Soldiers, politicians and a military watchdog are calling for action.
Emma Norton, the Liberty lawyer who is representing Anne-Marie’s family, believes the rape enquiry should have been handled by civilian police. She said: “There are broader concerns too about the independence of military justice and I can’t think of a better example than this case. It is almost as though the odds were stacked against Anne-Marie from the outset. We would say of victims like Anne-Marie and other serving personnel they get second best justice.”
Since the scandal of Deepcut barracks at which four young recruits died in mysterious circumstances amid allegations of bullying, allegations of serious criminal activity by service personnel in the UK have been investigated by civilian police, at least initially. But Anne-Marie’s alleged rape took place at Sennelage barracks in Germany, and the new rule does not apply outside the UK.
Nicholas Blake, QC, who carried out a review into the Deepcut deaths found “clear evidence of foul abuse” of trainees and recommended an independent Ombudsman be appointed to deal with complaints from soldiers. Instead a Services complaints system was set up in which complaints are still dealt with internally, with an independent Service Complaints Commissioner overseeing grievances.
But the Commissioner, Dr Susan Atkins, has no power to influence outcomes and has said men and women risking their lives deserve better.
As a Royal Military Policewoman, Corporal Ellement found her case being investigated by her own unit, and the RMP’s involvement has continued even into a review of the original investigation.
Her family, who include older sister Sharon Hardy, of Bournemouth, say the RMP “failed in its duty of care”.
Ms Norton said: “The Service Prosecuting Authority offered to meet the family back in October and the family was hoping that this would allay fears, but it had the opposite effect.
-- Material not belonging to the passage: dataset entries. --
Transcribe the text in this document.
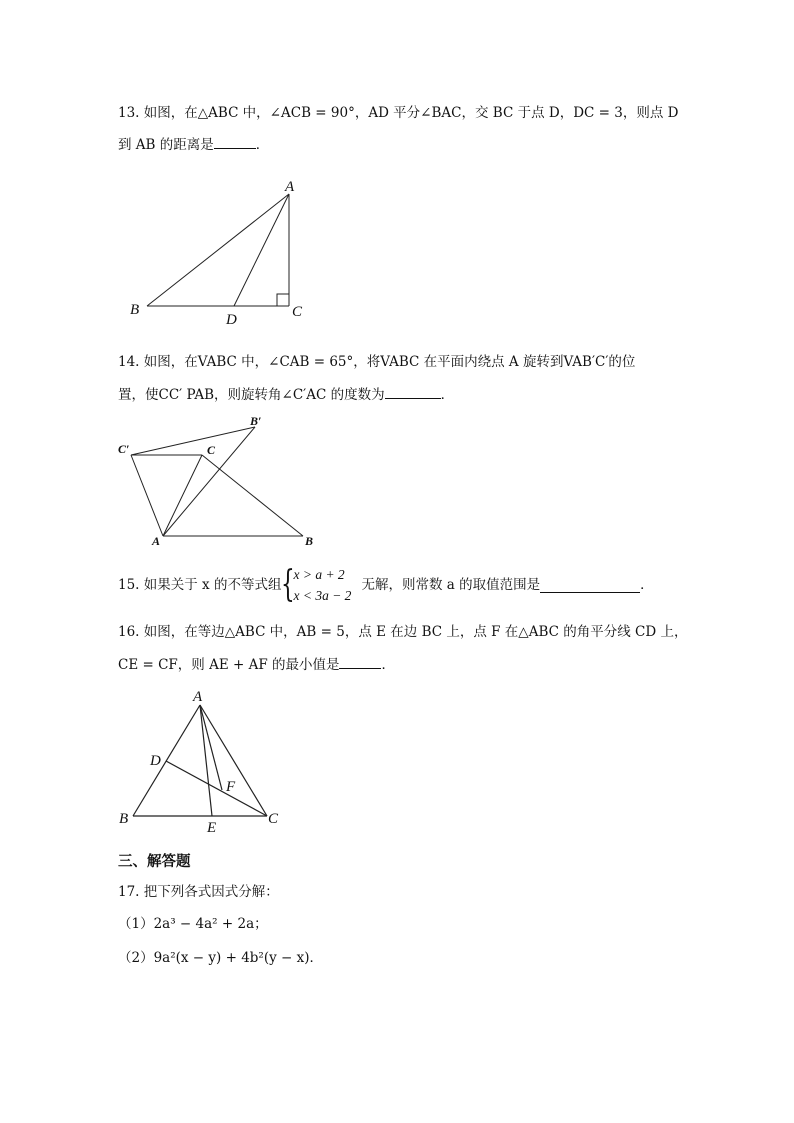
13. 如图，在△ABC 中，∠ACB = 90°，AD 平分∠BAC，交 BC 于点 D，DC = 3，则点 D
到 AB 的距离是	．
A
B	C
D
14. 如图，在VABC 中，∠CAB = 65°，将VABC 在平面内绕点 A 旋转到VAB′C′的位
置，使CC′ PAB，则旋转角∠C′AC 的度数为	．
C′	C
B′
A	B
15. 如果关于 x 的不等式组 {
x > a + 2
x < 3a − 2
无解，则常数 a 的取值范围是	．
16. 如图，在等边△ABC 中，AB = 5，点 E 在边 BC 上，点 F 在△ABC 的角平分线 CD 上，
CE = CF，则 AE + AF 的最小值是	．
A
B	C
D
E
F
三、解答题
17. 把下列各式因式分解：
（1）2a³ − 4a² + 2a；
（2）9a²(x − y) + 4b²(y − x)．
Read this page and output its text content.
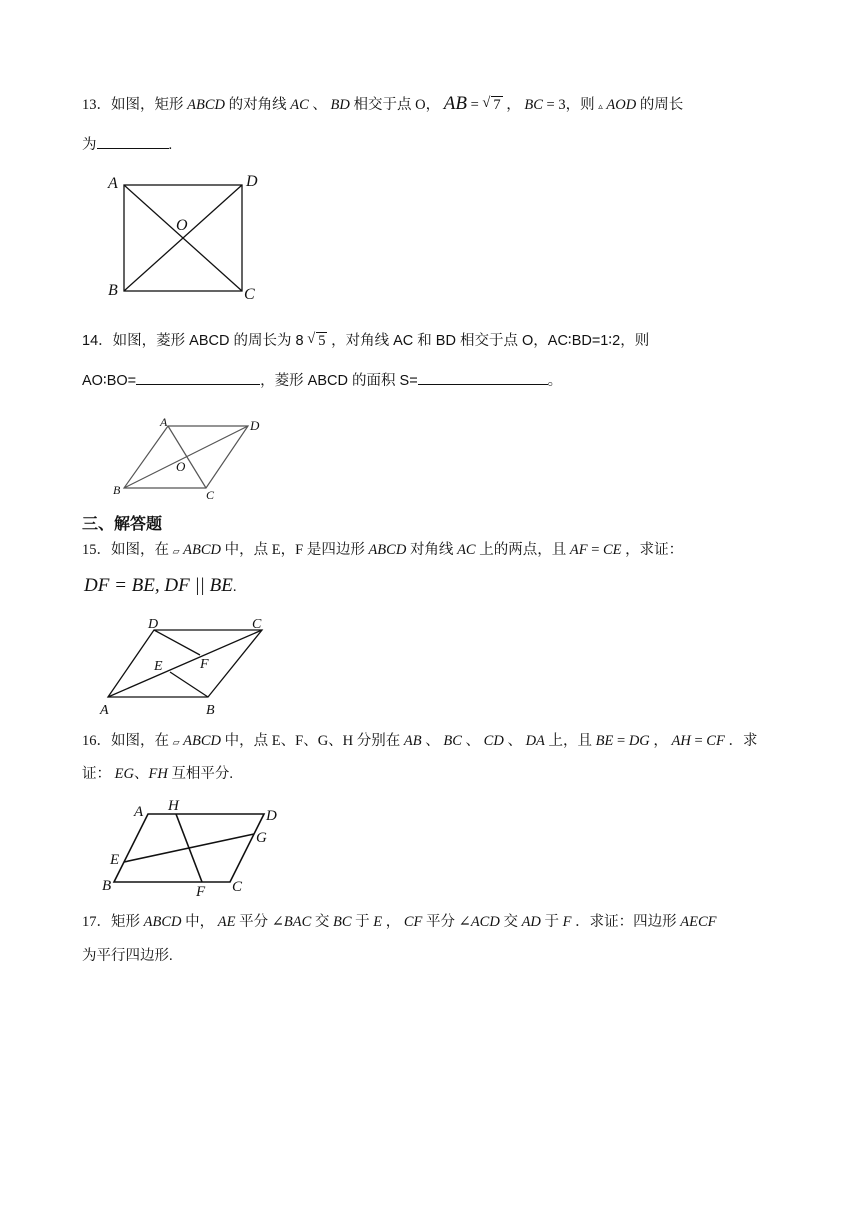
13．如图，矩形 ABCD 的对角线 AC 、 BD 相交于点 O， AB = √ 7 ， BC = 3，则 ▵ AOD 的周长
为	.
A	D
O
B	C
14．如图，菱形 ABCD 的周长为 8 √ 5 ，对角线 AC 和 BD 相交于点 O，AC∶BD=1∶2，则
AO∶BO=	，菱形 ABCD 的面积 S=	。
A	D
O
B	C
三、解答题
15．如图，在 ▱ ABCD 中，点 E，F 是四边形 ABCD 对角线 AC 上的两点，且 AF = CE ，求证：
DF = BE, DF || BE.
D	C
E	F
A	B
16．如图，在 ▱ ABCD 中，点 E、F、G、H 分别在 AB 、 BC 、 CD 、 DA 上，且 BE = DG ， AH = CF ．求
证： EG、FH 互相平分.
A H
D
G
E
B	F C
17．矩形 ABCD 中， AE 平分 ∠BAC 交 BC 于 E ， CF 平分 ∠ACD 交 AD 于 F ．求证：四边形 AECF
为平行四边形.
As a result of that meeting we had more concerns and so wrote to the Ministry of Defence and said: ‘we have more concerns, now please will you confirm whether you are going to re-open, or order that the investigation be reopened.’ They have conducted an internal review but they haven’t told us the outcome, although we understand that it hasn’t resulted in a reinvestigation and it looks as though the RMP were involved in that as well.
“Not only was the investigation carried out by the military police the internal review appears to have been carried out by them as well. To be fair to them it has also involved Royal Naval Police but we still don’t know whether they are going to reopen the rape investigation which is what we have asked for.
“Getting the investigation reopened is almost as important to the families as the new inquest.”